MemoryReaderqueries mem7memory_searchwith tool name + agent + tags=["decision"]- Counts past approvals/rejections from search results
- Auto-approve if >=
min_approvals(default 3) with 0 rejections - Escalate if ambiguous, rejected, or mem7 is down
- Auto-approved decisions traced as
supervisor:mem7and written back to mem7 - Config:
supervisor.auto_approve(default true),supervisor.min_approvals(default 3)
Complements the external Python supervisor (in agent7): the built-in handles routine patterns (~100ms); the external supervisor handles novel cases with rule engine + Ollama LLM evaluation (~20s).
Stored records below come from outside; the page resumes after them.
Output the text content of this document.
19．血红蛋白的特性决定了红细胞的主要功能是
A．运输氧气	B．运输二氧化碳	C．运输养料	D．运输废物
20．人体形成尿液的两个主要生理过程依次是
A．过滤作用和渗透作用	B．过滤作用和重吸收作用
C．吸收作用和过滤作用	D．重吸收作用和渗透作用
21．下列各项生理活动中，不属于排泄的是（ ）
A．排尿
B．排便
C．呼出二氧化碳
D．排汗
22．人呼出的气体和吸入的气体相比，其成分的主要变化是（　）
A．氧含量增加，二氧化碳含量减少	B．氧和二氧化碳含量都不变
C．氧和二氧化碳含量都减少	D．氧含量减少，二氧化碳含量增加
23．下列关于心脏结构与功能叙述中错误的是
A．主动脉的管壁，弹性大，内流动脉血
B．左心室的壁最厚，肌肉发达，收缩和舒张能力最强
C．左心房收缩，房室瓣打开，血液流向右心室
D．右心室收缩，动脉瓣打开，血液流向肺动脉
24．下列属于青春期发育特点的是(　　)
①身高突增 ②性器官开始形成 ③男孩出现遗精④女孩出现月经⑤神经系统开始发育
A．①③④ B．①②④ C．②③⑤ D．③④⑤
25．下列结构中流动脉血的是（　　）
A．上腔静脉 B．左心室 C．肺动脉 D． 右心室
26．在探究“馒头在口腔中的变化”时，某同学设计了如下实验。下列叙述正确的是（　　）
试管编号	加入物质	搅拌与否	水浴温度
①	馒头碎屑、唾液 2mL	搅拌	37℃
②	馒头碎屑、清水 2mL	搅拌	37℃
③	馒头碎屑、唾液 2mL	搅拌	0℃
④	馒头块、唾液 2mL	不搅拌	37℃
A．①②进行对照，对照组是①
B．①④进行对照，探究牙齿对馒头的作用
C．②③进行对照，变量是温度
Both escalate unknowns to humans.
Phase 3: agent7 reads mem7 via SDK
Replace the current ad-hoc memory debug view with proper SDK integration.
agent7 changes:
- pip install mem7 in backend dependencies
- Backend service: Mem7Client wrapping the SDK, configured via env var
- API routes: /api/v1/memory/search, /api/v1/memory/decisions
- Frontend: memory viewer page, decision audit trail with filters
Estimated effort: ~500 lines Python + frontend.
Phase 4: agent7 approval UI as thin client
agent7 displays pending approvals from agent-mesh and lets humans resolve them.
agent7 changes:
- Poll agent-mesh /approval/pending (API already exists)
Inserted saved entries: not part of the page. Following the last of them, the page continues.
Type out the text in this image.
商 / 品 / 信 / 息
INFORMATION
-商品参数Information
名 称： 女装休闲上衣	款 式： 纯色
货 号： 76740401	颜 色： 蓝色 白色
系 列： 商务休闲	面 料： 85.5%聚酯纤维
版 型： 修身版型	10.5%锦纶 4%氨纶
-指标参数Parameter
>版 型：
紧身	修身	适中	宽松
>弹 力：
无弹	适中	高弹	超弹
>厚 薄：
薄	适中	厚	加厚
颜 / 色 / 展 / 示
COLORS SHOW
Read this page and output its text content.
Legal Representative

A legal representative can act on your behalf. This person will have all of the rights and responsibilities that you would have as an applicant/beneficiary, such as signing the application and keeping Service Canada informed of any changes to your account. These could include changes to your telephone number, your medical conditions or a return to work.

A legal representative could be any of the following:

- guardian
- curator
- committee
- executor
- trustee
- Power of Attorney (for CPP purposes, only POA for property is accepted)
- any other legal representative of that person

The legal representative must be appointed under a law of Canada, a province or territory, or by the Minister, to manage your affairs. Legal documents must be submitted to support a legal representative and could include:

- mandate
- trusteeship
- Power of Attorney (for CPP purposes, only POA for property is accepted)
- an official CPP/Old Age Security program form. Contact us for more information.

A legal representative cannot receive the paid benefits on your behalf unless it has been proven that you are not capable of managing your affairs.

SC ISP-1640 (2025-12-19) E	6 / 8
- Display: tool call details, agent identity, past decisions from mem7 (context)
- Action: approve/reject button → POST agent-mesh /approval/resolve
- agent-mesh handles the mem7 write (phase 1), agent7 doesn't write to mem7 directly
Estimated effort: ~400 lines Python + frontend.
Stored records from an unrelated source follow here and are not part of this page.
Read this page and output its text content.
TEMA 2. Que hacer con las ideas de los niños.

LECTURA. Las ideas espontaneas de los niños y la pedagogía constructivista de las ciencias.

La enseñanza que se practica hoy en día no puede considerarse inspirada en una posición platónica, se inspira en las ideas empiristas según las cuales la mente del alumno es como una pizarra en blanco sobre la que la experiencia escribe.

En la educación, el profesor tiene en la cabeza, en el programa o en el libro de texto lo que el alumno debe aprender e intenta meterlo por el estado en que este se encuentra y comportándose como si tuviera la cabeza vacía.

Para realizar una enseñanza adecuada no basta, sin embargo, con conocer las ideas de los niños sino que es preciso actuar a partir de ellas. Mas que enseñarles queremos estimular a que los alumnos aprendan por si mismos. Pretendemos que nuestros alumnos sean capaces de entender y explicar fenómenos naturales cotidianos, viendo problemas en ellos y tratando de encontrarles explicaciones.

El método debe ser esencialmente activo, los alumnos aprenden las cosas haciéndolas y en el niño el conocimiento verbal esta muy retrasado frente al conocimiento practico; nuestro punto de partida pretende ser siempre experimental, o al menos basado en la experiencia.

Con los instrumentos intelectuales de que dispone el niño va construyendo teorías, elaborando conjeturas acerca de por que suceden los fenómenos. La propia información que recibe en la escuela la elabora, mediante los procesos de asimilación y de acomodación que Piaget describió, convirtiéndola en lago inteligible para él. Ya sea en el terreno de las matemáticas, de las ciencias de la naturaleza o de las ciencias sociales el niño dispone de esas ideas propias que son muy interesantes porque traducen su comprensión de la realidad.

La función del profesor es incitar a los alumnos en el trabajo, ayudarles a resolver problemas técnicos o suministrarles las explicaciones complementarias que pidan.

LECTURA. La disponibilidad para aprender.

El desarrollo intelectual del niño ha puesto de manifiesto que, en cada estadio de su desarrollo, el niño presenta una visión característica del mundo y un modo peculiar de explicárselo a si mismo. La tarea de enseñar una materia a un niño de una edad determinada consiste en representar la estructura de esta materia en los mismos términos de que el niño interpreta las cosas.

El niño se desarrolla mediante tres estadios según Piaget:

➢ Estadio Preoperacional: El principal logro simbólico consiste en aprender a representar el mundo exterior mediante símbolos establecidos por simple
What this enables (end state)
-
Adaptive governance. Policies start strict (human approval for everything). As the system collects approved patterns in mem7, the supervisor auto-approves routine actions. Governance gets less intrusive over time without getting less safe.
-
Cross-agent memory. Agent A stores an observation. Agent B searches and finds it. The supervisor checks if a decision was already made. All through the same mem7 store, scoped by tags.
-
Audit without effort. Every decision is a fact in mem7. Every tool call is a trace in agent-mesh. agent7 joins them: "this agent called this tool, it was approved because of this past decision, here's the full chain." Compliance teams query, they don't grep.
-
Progressive adoption. Day 1: install agent-mesh, get policies and tracing. Day 30: add mem7, get persistent memory. Day 60: add agent7, get visibility and team governance. Each step is independently valuable.
Three projects, one system. Independent by default, powerful together.